By Jill Fraser
In the wake of the deadly Sydney café siege that shocked Australia, a leading terrorism expert has warned the world to expect further “lone wolf” terror attacks.
Three people, including the gunman, were killed as the 17-hour siege came to an end on Monday.
Various reports have described the suspect, Man Haron Monis, as a criminal and an extremist. The display of a black Islamic flag during the siege sparked fears of his links to jihadist groups, although no such direct association has since emerged.
Commenting on the attack, Professor Greg Barton, international director of the Global Terrorism Research Centre and director of the Centre for Islam and the Modern World, told The Anadolu Agency: “The worry is that we will see a wave of attacks.”
Following the deaths at the Lindt Chocolate Café, Australian commentators have been debating whether Monis had been inspired by ideology or if he was just a disturbed individual acting without a particular agenda.
Monis’ former lawyer Manny Conditsis referred to him as “damaged goods.” Speaking to ABC News, he said: "It was not a concerted terrorism event or act.”
Others have described Monis’ motives as those of an “egotistical” individual “desperate for attention.”
However, Barton argued that Monis fits the profile of a lone wolf terrorist.
In an opinion piece in News Limited, he wrote: “It is easy to dismiss Man Haron Monis as simply mad and bad, damaged and dangerous… All of that is true but there is more that is also true.

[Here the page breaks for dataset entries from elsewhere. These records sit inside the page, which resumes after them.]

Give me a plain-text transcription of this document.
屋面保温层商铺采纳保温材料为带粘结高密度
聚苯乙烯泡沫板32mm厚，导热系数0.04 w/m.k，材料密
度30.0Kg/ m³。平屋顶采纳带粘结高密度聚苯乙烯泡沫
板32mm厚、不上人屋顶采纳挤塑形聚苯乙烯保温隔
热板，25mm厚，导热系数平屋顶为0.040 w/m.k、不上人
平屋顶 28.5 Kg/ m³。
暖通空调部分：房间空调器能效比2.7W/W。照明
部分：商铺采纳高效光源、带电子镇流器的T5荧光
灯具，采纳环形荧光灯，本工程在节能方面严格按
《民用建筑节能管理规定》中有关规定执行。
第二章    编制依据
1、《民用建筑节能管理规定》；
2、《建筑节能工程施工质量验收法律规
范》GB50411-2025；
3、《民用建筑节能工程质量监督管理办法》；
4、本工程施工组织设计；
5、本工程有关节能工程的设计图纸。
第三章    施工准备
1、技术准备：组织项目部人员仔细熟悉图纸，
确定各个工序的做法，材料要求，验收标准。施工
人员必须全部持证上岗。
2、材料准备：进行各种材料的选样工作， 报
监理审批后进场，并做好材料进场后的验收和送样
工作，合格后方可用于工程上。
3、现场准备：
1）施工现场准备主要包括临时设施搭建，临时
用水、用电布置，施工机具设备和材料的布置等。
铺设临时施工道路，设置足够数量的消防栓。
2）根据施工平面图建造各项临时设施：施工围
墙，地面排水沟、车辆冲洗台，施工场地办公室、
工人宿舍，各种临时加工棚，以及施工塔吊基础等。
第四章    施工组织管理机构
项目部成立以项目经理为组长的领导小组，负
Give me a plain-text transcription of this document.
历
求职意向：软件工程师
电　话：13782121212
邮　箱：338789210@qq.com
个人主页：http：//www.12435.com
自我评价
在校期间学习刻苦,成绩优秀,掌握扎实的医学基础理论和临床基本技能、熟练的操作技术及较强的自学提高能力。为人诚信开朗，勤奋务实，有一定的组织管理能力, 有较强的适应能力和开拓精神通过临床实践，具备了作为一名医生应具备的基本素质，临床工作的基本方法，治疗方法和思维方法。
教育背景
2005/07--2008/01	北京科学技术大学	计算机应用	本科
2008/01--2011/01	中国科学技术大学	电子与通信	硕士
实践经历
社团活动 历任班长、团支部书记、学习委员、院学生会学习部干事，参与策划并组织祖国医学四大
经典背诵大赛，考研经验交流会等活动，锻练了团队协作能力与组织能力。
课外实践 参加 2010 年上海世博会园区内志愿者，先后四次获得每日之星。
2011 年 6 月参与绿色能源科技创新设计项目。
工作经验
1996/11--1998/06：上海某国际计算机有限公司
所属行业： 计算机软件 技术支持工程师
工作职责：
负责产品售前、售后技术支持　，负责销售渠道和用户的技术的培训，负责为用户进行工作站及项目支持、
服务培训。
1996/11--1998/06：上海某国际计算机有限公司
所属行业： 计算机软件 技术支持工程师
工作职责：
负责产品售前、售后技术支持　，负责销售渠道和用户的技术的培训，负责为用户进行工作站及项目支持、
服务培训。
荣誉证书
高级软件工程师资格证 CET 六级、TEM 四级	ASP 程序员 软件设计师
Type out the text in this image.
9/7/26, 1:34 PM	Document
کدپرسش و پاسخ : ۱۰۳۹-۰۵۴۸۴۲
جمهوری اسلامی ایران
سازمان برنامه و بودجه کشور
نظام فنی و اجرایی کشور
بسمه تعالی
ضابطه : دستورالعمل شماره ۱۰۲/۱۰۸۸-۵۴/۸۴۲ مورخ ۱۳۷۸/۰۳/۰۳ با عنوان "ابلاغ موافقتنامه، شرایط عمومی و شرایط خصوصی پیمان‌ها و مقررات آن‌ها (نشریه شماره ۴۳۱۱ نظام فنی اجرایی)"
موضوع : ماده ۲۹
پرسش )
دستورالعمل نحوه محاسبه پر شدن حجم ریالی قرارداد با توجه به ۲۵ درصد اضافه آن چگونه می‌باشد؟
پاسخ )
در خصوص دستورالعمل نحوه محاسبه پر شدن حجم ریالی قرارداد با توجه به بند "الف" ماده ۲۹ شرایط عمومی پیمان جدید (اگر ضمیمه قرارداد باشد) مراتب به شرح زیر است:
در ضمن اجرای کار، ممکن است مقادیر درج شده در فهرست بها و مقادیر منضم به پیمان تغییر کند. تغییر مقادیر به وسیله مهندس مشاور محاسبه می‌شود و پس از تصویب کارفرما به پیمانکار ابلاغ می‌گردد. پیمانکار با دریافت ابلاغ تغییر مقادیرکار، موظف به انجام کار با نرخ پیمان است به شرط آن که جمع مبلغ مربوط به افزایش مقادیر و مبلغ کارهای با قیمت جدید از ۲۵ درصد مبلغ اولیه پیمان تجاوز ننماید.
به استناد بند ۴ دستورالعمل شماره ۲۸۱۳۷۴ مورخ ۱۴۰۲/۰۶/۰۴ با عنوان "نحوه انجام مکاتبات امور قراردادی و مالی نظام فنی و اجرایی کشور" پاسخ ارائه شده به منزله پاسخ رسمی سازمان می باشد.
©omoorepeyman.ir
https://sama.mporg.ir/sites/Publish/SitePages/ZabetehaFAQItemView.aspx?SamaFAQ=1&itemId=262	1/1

“At first, Monis looks like an outlier not fitting into the profile of a ‘proper terrorist.’ But when we understand that Islamic State is reaching out to damaged, troubled, vulnerable men, the sinister efficacy of its message is seen more clearly.”
Speaking to AA, Barton accepted the difficulty in defining terrorism but said the key elements were the “use of intimidation or threat of violence to advance a political cause and a media response that leverages the impact of what they’re doing, which is to deliberately provoke outrage and horrify and terrify people.”
He added: “As long as the black banner of Islamic State appears in videos circulating the world, then the most pointless act of terror has meaning and the most banal terrorist finds purpose.”
Barton, based at Monash University in Melbourne, believes Monis was acting in the name of his political cause – the Islamic State in Iraq and the Levant, known as ISIL.
He said: “We were dealing with a man who had a long history of expressing strong political views, specifically extremist Islamic ones. Monis recently became a Sunni Muslim. He swore allegiance to the Islamic State and its leader, Abu Bakr al-Baghdadi, a couple of months ago.”
Although all countries opposing ISIL and other extremist groups are at risk of attack, Barton warned Turkey to be especially vigilant because of its proximity to Syria.
“Over the past two months we’ve heard calls for action from ISIS [ISIL] asking supporters to strike where they can,” he said.
Now that Turkey was “showing signs of aligning with the international coalition against the Islamic State,” Barton asked: “What will be the response?”
Predicting that others would copy Monis’ tactics, he added: “The question is no longer when, but how many?”